Keystone State Talks Swaps

Pennsylvania officials yesterday weighed in on an initiative to prohibit local governments from using derivatives, with most participants in the public hearing urging greater state regulation and guidelines for such instruments rather than ending swaps at the local level.

The Senate Finance Committee held the meeting to hear from market participants and stakeholders regarding two initiatives.

S. 1277 would end the use of swap agreements for cities, towns, school districts, and local authorities and repeal Act 23, which lawmakers signed into law in 2003 and opened the door for derivative use at the local level. Another bill, S. 1278 would require municipalities to hire outside financial advisers through a competitive bidding process.

The bills are in response to millions of dollars that Pennsylvania school districts have lost in swap agreements. In one swap contract, the Bethlehem Area School District in Lehigh County was forced to absorb a net cost of $8.84 million.
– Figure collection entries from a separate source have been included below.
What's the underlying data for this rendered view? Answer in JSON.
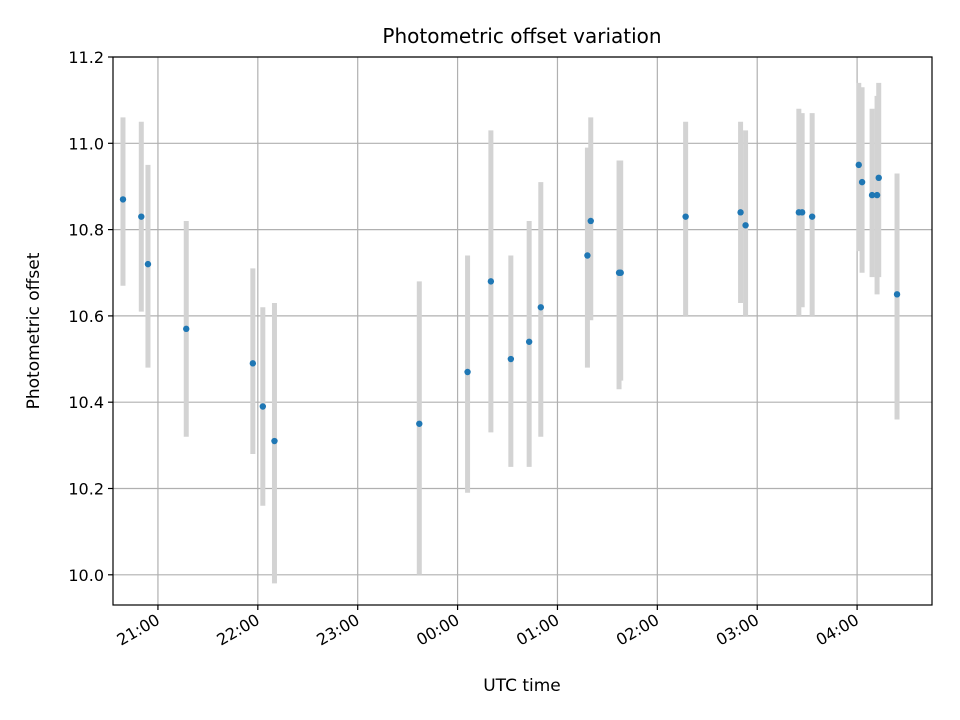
{
  "chart_data": {
    "type": "scatter",
    "title": "Photometric offset variation",
    "xlabel": "UTC time",
    "ylabel": "Photometric offset",
    "x_unit": "UTC time of day",
    "xlim": [
      "20:33",
      "04:45"
    ],
    "ylim": [
      9.93,
      11.2
    ],
    "grid": true,
    "x_ticks": [
      "21:00",
      "22:00",
      "23:00",
      "00:00",
      "01:00",
      "02:00",
      "03:00",
      "04:00"
    ],
    "y_ticks": [
      10.0,
      10.2,
      10.4,
      10.6,
      10.8,
      11.0,
      11.2
    ],
    "colors": {
      "points": "#1f77b4",
      "error_bars": "#d3d3d3",
      "grid": "#b0b0b0"
    },
    "points": [
      {
        "time": "20:39",
        "y": 10.87,
        "y_low": 10.67,
        "y_high": 11.06
      },
      {
        "time": "20:50",
        "y": 10.83,
        "y_low": 10.61,
        "y_high": 11.05
      },
      {
        "time": "20:54",
        "y": 10.72,
        "y_low": 10.48,
        "y_high": 10.95
      },
      {
        "time": "21:17",
        "y": 10.57,
        "y_low": 10.32,
        "y_high": 10.82
      },
      {
        "time": "21:57",
        "y": 10.49,
        "y_low": 10.28,
        "y_high": 10.71
      },
      {
        "time": "22:03",
        "y": 10.39,
        "y_low": 10.16,
        "y_high": 10.62
      },
      {
        "time": "22:10",
        "y": 10.31,
        "y_low": 9.98,
        "y_high": 10.63
      },
      {
        "time": "23:37",
        "y": 10.35,
        "y_low": 10.0,
        "y_high": 10.68
      },
      {
        "time": "00:06",
        "y": 10.47,
        "y_low": 10.19,
        "y_high": 10.74
      },
      {
        "time": "00:20",
        "y": 10.68,
        "y_low": 10.33,
        "y_high": 11.03
      },
      {
        "time": "00:32",
        "y": 10.5,
        "y_low": 10.25,
        "y_high": 10.74
      },
      {
        "time": "00:43",
        "y": 10.54,
        "y_low": 10.25,
        "y_high": 10.82
      },
      {
        "time": "00:50",
        "y": 10.62,
        "y_low": 10.32,
        "y_high": 10.91
      },
      {
        "time": "01:18",
        "y": 10.74,
        "y_low": 10.48,
        "y_high": 10.99
      },
      {
        "time": "01:20",
        "y": 10.82,
        "y_low": 10.59,
        "y_high": 11.06
      },
      {
        "time": "01:37",
        "y": 10.7,
        "y_low": 10.43,
        "y_high": 10.96
      },
      {
        "time": "01:38",
        "y": 10.7,
        "y_low": 10.45,
        "y_high": 10.96
      },
      {
        "time": "02:17",
        "y": 10.83,
        "y_low": 10.6,
        "y_high": 11.05
      },
      {
        "time": "02:50",
        "y": 10.84,
        "y_low": 10.63,
        "y_high": 11.05
      },
      {
        "time": "02:53",
        "y": 10.81,
        "y_low": 10.6,
        "y_high": 11.03
      },
      {
        "time": "03:25",
        "y": 10.84,
        "y_low": 10.6,
        "y_high": 11.08
      },
      {
        "time": "03:27",
        "y": 10.84,
        "y_low": 10.62,
        "y_high": 11.07
      },
      {
        "time": "03:33",
        "y": 10.83,
        "y_low": 10.6,
        "y_high": 11.07
      },
      {
        "time": "04:01",
        "y": 10.95,
        "y_low": 10.75,
        "y_high": 11.14
      },
      {
        "time": "04:03",
        "y": 10.91,
        "y_low": 10.7,
        "y_high": 11.13
      },
      {
        "time": "04:09",
        "y": 10.88,
        "y_low": 10.69,
        "y_high": 11.08
      },
      {
        "time": "04:12",
        "y": 10.88,
        "y_low": 10.65,
        "y_high": 11.11
      },
      {
        "time": "04:13",
        "y": 10.92,
        "y_low": 10.69,
        "y_high": 11.14
      },
      {
        "time": "04:24",
        "y": 10.65,
        "y_low": 10.36,
        "y_high": 10.93
      }
    ]
  }
}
The district in May 2009 paid counterparty JPMorgan Chase & Co. a termination fee of $12.3 million when the district refinanced a 2003 floating-rate note deal to fixed rate after Dexia SA did not renew a liquidity enhancement on the variable-rate notes. The district had received a $3.46 million up-front payment for entering into the derivative.

Sen. Lisa Boscola, who represents parts of Lehigh County, is the primary sponsor for both measures.

She stressed that taxpayers should not have to take on potentially higher property taxes to offset losses from derivative agreements that went sour for local issuers.

“We must put an end to all this,” Boscola said during the committee hearing. “The goal of my legislative package is solely to protect taxpayer dollars. Taxpayer dollars should never, ever be compromised again with financial swaps in my school district, or in any municipality, or by any other municipal authority.”

Robert Teplitz, chief counsel and director of policy and planning at the Department of the Auditor General, agreed that municipalities and local governments should not be able to use swaps and derivatives.

Along with losses that schools districts took on from such instruments, he pointed out several other government entities that would be forced to pay counterparties millions of dollars if they had to terminate their swaps today or have already paid banks in negative derivative deals.

The Pennsylvania Turnpike Commission in December made eight payments totaling $52.6 million to counterparties to end swap contracts. That amount totals more than one month of toll collections.

Some of the issuers involved — the Delaware River Port Authority, the Southeastern Pennsylvania Transportation Authority, and the PTC — are transportation entities that cannot afford to lose money in financial transactions as the state faces a nearly $500 million funding gap for infrastructure in fiscal 2011, he said.

“Public money that could be funding transportation has been lost through swaps, and additional public funds are at risk,” Teplitz told the committee. “Instead of sending our money to Wall Street, we should be investing it in our critical transportation needs here in Pennsylvania.”

While many speakers recommended greater state oversight, education, and restrictions on derivatives, Teplitz said the state should ban swap contracts at the local level.

However, several market participants — including the Pennsylvania School Board Association — said derivatives can be a necessary financing tool that can enable issuers to obtain lower interest rates.

Supporters of derivatives said additional state guidance, restrictions on the number of swaps and the total amount of swaps a municipality could hold, and mandatory fee disclosures, including the actual dollar amounts as opposed to formula quotes, are some examples of how further regulation would enhance the use of derivatives.

“The reality is everybody uses whatever finance tool they can to manage their assets and their liabilities,” said Jay Wenger, managing director at Susquehanna Group Advisors Inc. “We believe this is a very valuable finance tool. We think it’s one that can and should be sharpened, not taken out of the tool box and thrown away.”

While derivatives can bring basis risk and counterparty risk, and leave issuers reliant on liquidity providers, when used prudently, swaps can offer local governments debt-service savings, said Patrick Cusatis, assistant professor of finance at Penn State Harrisburg.

“If the proper guidelines are in place, the savings relative to the risk are greater,” Cusatis said.